2) Les crises climatique et de la biodiversité sont une seule et même crise : le réchauffement climatique est une des causes directes de l’effondrement des éco-systèmes, et dans l’autre sens, l’effondrement des éco-systèmes accélère le dérèglement climatique. Par exemple, quand les forêts primaires sont endommagées, ou les océans acidifiés, ils ne jouent plus leur rôle de stockage de carbone. Les scientifiques s’accordent pour dire que le changement climatique et la perte de biodiversité sont deux des problèmes les plus urgents de notre aire et qu’ils sont intrinsèquement liés.

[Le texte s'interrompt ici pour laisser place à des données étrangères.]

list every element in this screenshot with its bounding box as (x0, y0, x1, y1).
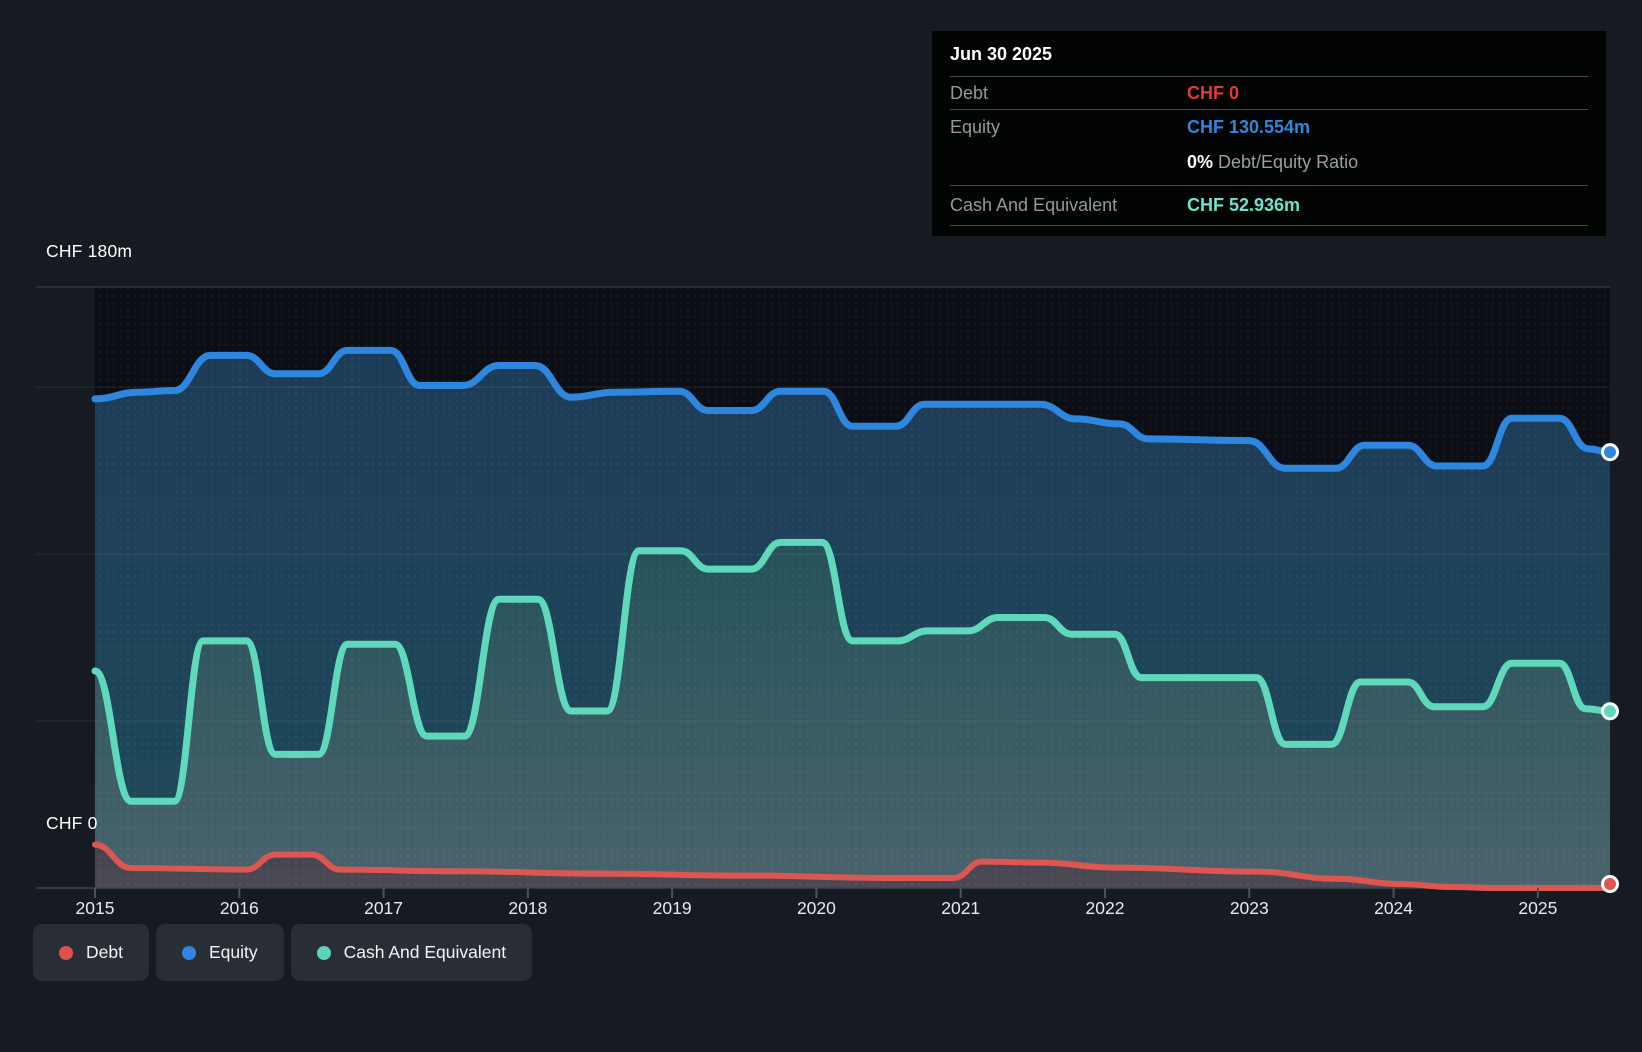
legend-equity-label: Equity (209, 942, 258, 963)
x-axis-label-2025: 2025 (1518, 898, 1557, 919)
legend: Debt Equity Cash And Equivalent (33, 924, 532, 981)
x-axis-label-2018: 2018 (508, 898, 547, 919)
chart-page: CHF 180m CHF 0 2015 2016 2017 2018 2019 2020 2… (0, 0, 1642, 1052)
debt-legend-dot-icon (59, 946, 73, 960)
equity-end-marker[interactable] (1603, 445, 1618, 460)
x-axis-label-2017: 2017 (364, 898, 403, 919)
x-axis-label-2023: 2023 (1230, 898, 1269, 919)
x-axis-label-2022: 2022 (1086, 898, 1125, 919)
cash-and-equivalent-end-marker[interactable] (1603, 704, 1618, 719)
x-axis-label-2024: 2024 (1374, 898, 1413, 919)
tooltip-date: Jun 30 2025 (950, 31, 1588, 76)
tooltip-panel: Jun 30 2025 Debt CHF 0 Equity CHF 130.55… (932, 31, 1606, 236)
tooltip-ratio: 0% Debt/Equity Ratio (950, 144, 1588, 185)
y-axis-label-zero: CHF 0 (46, 813, 98, 834)
tooltip-equity-label: Equity (950, 117, 1187, 138)
tooltip-row-equity: Equity CHF 130.554m (950, 109, 1588, 144)
x-axis-label-2020: 2020 (797, 898, 836, 919)
tooltip-cash-label: Cash And Equivalent (950, 195, 1187, 216)
x-axis-label-2015: 2015 (76, 898, 115, 919)
tooltip-equity-value: CHF 130.554m (1187, 117, 1310, 138)
tooltip-cash-value: CHF 52.936m (1187, 195, 1300, 216)
legend-item-cash[interactable]: Cash And Equivalent (291, 924, 532, 981)
debt-end-marker[interactable] (1603, 877, 1618, 892)
tooltip-row-cash: Cash And Equivalent CHF 52.936m (950, 185, 1588, 226)
x-axis-label-2021: 2021 (941, 898, 980, 919)
legend-cash-label: Cash And Equivalent (344, 942, 506, 963)
area-texture (95, 287, 1610, 888)
y-axis-label-top: CHF 180m (46, 241, 132, 262)
tooltip-debt-label: Debt (950, 83, 1187, 104)
tooltip-debt-value: CHF 0 (1187, 83, 1239, 104)
legend-debt-label: Debt (86, 942, 123, 963)
tooltip-ratio-label: Debt/Equity Ratio (1213, 152, 1358, 172)
x-axis-label-2019: 2019 (653, 898, 692, 919)
tooltip-row-debt: Debt CHF 0 (950, 76, 1588, 109)
legend-item-equity[interactable]: Equity (156, 924, 284, 981)
x-axis-label-2016: 2016 (220, 898, 259, 919)
legend-item-debt[interactable]: Debt (33, 924, 149, 981)
tooltip-ratio-value: 0% (1187, 152, 1213, 172)
cash-legend-dot-icon (317, 946, 331, 960)
equity-legend-dot-icon (182, 946, 196, 960)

3) La perte de la biodiversité a un coût majeur. La moitié de l’économie mondiale en dépend. Elle est par ailleurs au coeur de nos systèmes alimentaires, de nos capacités à nous soigner, etc. Dès lors, on comprend que le Forum économique mondial considère la perte de biodiversité comme l’un des trois plus grands risques qui menacent l’humanité au cours des dix prochaines années. Il est par ailleurs beaucoup plus coûteux de retarder une action que d’agir immédiatement (un rapport de “Global Futures”estime que si rien n’est fait pour enrayer la disparition de la nature, cela coûtera au moins 479 milliards de dollars par an au niveau mondial, soit près de dix mille milliards de dollars d’ici 2050, l’équivalent des économies du Royaume-Uni, de la France, de l’Inde et du Brésil cumulées).

4) On ne peut pas lutter contre le changement climatique sans la nature : elle est centrale tant dans nos efforts d’atténuation que dans nos efforts d’adaptation. Dès lors, seules des politiques ambitieuses de conservation et de restauration permettraient d’atteindre les objectifs simultanés d’un climat habitable, d’une biodiversité saine et une bonne qualité de vie pour toutes et tous.


C’est pourquoi vouloir mettre « pause » sur les politiques environnementales est à la fois contre-productif pour nos objectifs climatiques mais aussi totalement irresponsable.

Tant les expert.e.s du GIEC et de l’IPBES nous exhortent à aller plus vite et plus fort dans la transition.